When difference of density exists within a fluid, it will tend to redistribute driven by the force of gravity so that the lighter fluid remains above the heavier forming a stable stratification profile. This particular configuration will be stable in time and if not perturbed, static. When the fluid is slightly vertically displaced, it will feel a buoyancy restoring force acting in a direction opposite to the displacement. The force will act as a spring, and therefore the fluid will oscillate around an equilibrium position. These oscillations are know as internal gravity waves, which differ from the well known surface waves, as they occur inside the fluid where the density of the fluid changes continuously.
The atmosphere is stratified in temperature, and the ocean is stratified in both salinity and temperature. The main motivation for understanding the dynamics of internal gravity waves is that they occur naturally in these systems. These waves have an effect over the dynamics of stratify systems, and may be taken into account to be able to better predict large scale effects such as transport of energy and matter.
Thanks to several experimental techniques internal waves can be generated and observed in laboratory conditions.
Internal waves near-critical reflection
Watch a video of an internal wave near-critical reflection in experimental conditions here
Figure : Velocity field of an internal wave near-critical reflection. The incident wave is coming from left to right, and the generator is located 30 cm from the center of the image.
The peculiar dispersion relation and the nonintuitive relation between group velocity and the wavenumber of internal gravity waves lead to some very unusual physical consequences. In particular, when internal waves are reflected on a sloped boundary the frequency is conserved, and therefore, its angle of propagation. In consequence, nonintuitive effects including reflection, focalization and wave attractors will emerge when internal waves interact with boundaries.

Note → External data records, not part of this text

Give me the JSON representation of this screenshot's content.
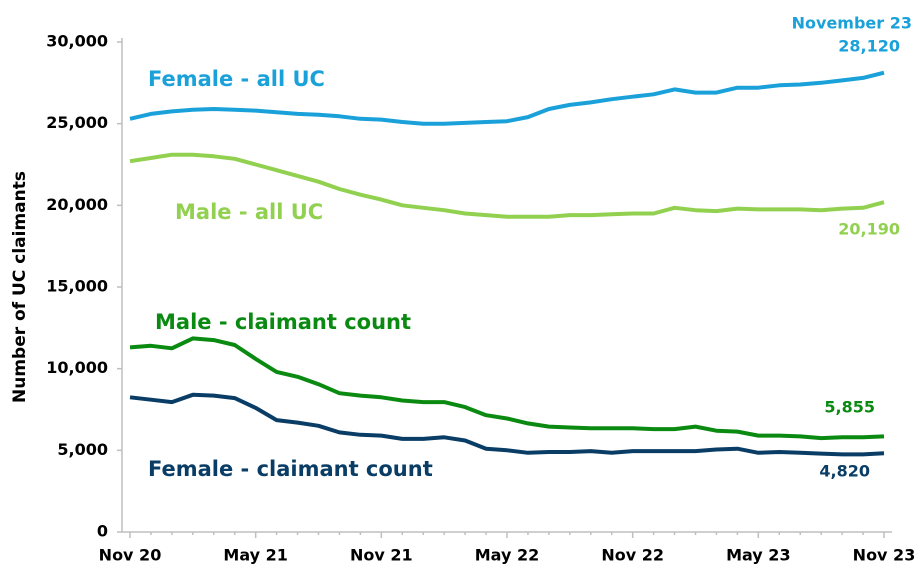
{
  "chart_data": {
    "type": "line",
    "y_label": "Number of UC claimants",
    "annotation": "November 23",
    "categories": [
      "Nov 20",
      null,
      null,
      null,
      null,
      null,
      "May 21",
      null,
      null,
      null,
      null,
      null,
      "Nov 21",
      null,
      null,
      null,
      null,
      null,
      "May 22",
      null,
      null,
      null,
      null,
      null,
      "Nov 22",
      null,
      null,
      null,
      null,
      null,
      "May 23",
      null,
      null,
      null,
      null,
      null,
      "Nov 23"
    ],
    "ylim": [
      0,
      30000
    ],
    "yticks": [
      0,
      {
        "value": 5000,
        "label": "5,000"
      },
      {
        "value": 10000,
        "label": "10,000"
      },
      {
        "value": 15000,
        "label": "15,000"
      },
      {
        "value": 20000,
        "label": "20,000"
      },
      {
        "value": 25000,
        "label": "25,000"
      },
      {
        "value": 30000,
        "label": "30,000"
      }
    ],
    "series": [
      {
        "name": "Female - all UC",
        "color": "#1ba1d9",
        "values": [
          25300,
          25600,
          25750,
          25850,
          25900,
          25850,
          25800,
          25700,
          25600,
          25550,
          25450,
          25300,
          25250,
          25100,
          25000,
          25000,
          25050,
          25100,
          25150,
          25400,
          25900,
          26150,
          26300,
          26500,
          26650,
          26800,
          27100,
          26900,
          26900,
          27200,
          27200,
          27350,
          27400,
          27500,
          27650,
          27800,
          28120
        ],
        "value_labels": [
          null,
          null,
          null,
          null,
          null,
          null,
          null,
          null,
          null,
          null,
          null,
          null,
          null,
          null,
          null,
          null,
          null,
          null,
          null,
          null,
          null,
          null,
          null,
          null,
          null,
          null,
          null,
          null,
          null,
          null,
          null,
          null,
          null,
          null,
          null,
          null,
          "28,120"
        ]
      },
      {
        "name": "Male - all UC",
        "color": "#92d050",
        "values": [
          22700,
          22900,
          23100,
          23100,
          23000,
          22850,
          22500,
          22150,
          21800,
          21450,
          21000,
          20650,
          20350,
          20000,
          19850,
          19700,
          19500,
          19400,
          19300,
          19300,
          19300,
          19400,
          19400,
          19450,
          19500,
          19500,
          19850,
          19700,
          19650,
          19800,
          19750,
          19750,
          19750,
          19700,
          19800,
          19850,
          20190
        ],
        "value_labels": [
          null,
          null,
          null,
          null,
          null,
          null,
          null,
          null,
          null,
          null,
          null,
          null,
          null,
          null,
          null,
          null,
          null,
          null,
          null,
          null,
          null,
          null,
          null,
          null,
          null,
          null,
          null,
          null,
          null,
          null,
          null,
          null,
          null,
          null,
          null,
          null,
          "20,190"
        ]
      },
      {
        "name": "Male - claimant count",
        "color": "#0b8a12",
        "values": [
          11300,
          11400,
          11250,
          11850,
          11750,
          11450,
          10600,
          9800,
          9500,
          9050,
          8500,
          8350,
          8250,
          8050,
          7950,
          7950,
          7650,
          7150,
          6950,
          6650,
          6450,
          6400,
          6350,
          6350,
          6350,
          6300,
          6300,
          6450,
          6200,
          6150,
          5900,
          5900,
          5850,
          5750,
          5800,
          5800,
          5855
        ],
        "value_labels": [
          null,
          null,
          null,
          null,
          null,
          null,
          null,
          null,
          null,
          null,
          null,
          null,
          null,
          null,
          null,
          null,
          null,
          null,
          null,
          null,
          null,
          null,
          null,
          null,
          null,
          null,
          null,
          null,
          null,
          null,
          null,
          null,
          null,
          null,
          null,
          null,
          "5,855"
        ]
      },
      {
        "name": "Female - claimant count",
        "color": "#0a3d66",
        "values": [
          8250,
          8100,
          7950,
          8400,
          8350,
          8200,
          7600,
          6850,
          6700,
          6500,
          6100,
          5950,
          5900,
          5700,
          5700,
          5800,
          5600,
          5100,
          5000,
          4850,
          4900,
          4900,
          4950,
          4850,
          4950,
          4950,
          4950,
          4950,
          5050,
          5100,
          4850,
          4900,
          4850,
          4800,
          4750,
          4750,
          4820
        ],
        "value_labels": [
          null,
          null,
          null,
          null,
          null,
          null,
          null,
          null,
          null,
          null,
          null,
          null,
          null,
          null,
          null,
          null,
          null,
          null,
          null,
          null,
          null,
          null,
          null,
          null,
          null,
          null,
          null,
          null,
          null,
          null,
          null,
          null,
          null,
          null,
          null,
          null,
          "4,820"
        ]
      }
    ]
  }
}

The detailed study of this process is principally motivated by the peculiar characteristics of internal waves reflection that can enhance the shear stress developed near boundaries and therefore generate erosion of particles settle at a boundary.
Many observational studies have been done that indicate that internal gravity waves are a cause of sediment resuspension, as for example Bogucki et al 1997., Quaresma et al. 2007 and Hosegood & van Haren 2004. In every case the capacity of generating sediment transport through the interaction of internal waves over the seafloor is limited by the shear stress generated at the boundary and the physical characteristics of the particles
Transport of particles by internal gravity waves
Find a video here
Figure : Internal waves passing through a column of particles in suspension. The boundaries of the column are perturbed by the pass of the wave.
Find a video here
Figure : Displaced column of particles in suspension when internal waves pass through. The column is displaced towards the wave generator.
I performed my PhD titled "Transport properties of internal gravity waves" (find my thesis manuscript here) at the Laboratoire de Physique of the ENS Lyon under the supervision of Sylvain Joubaud and Philippe Odier.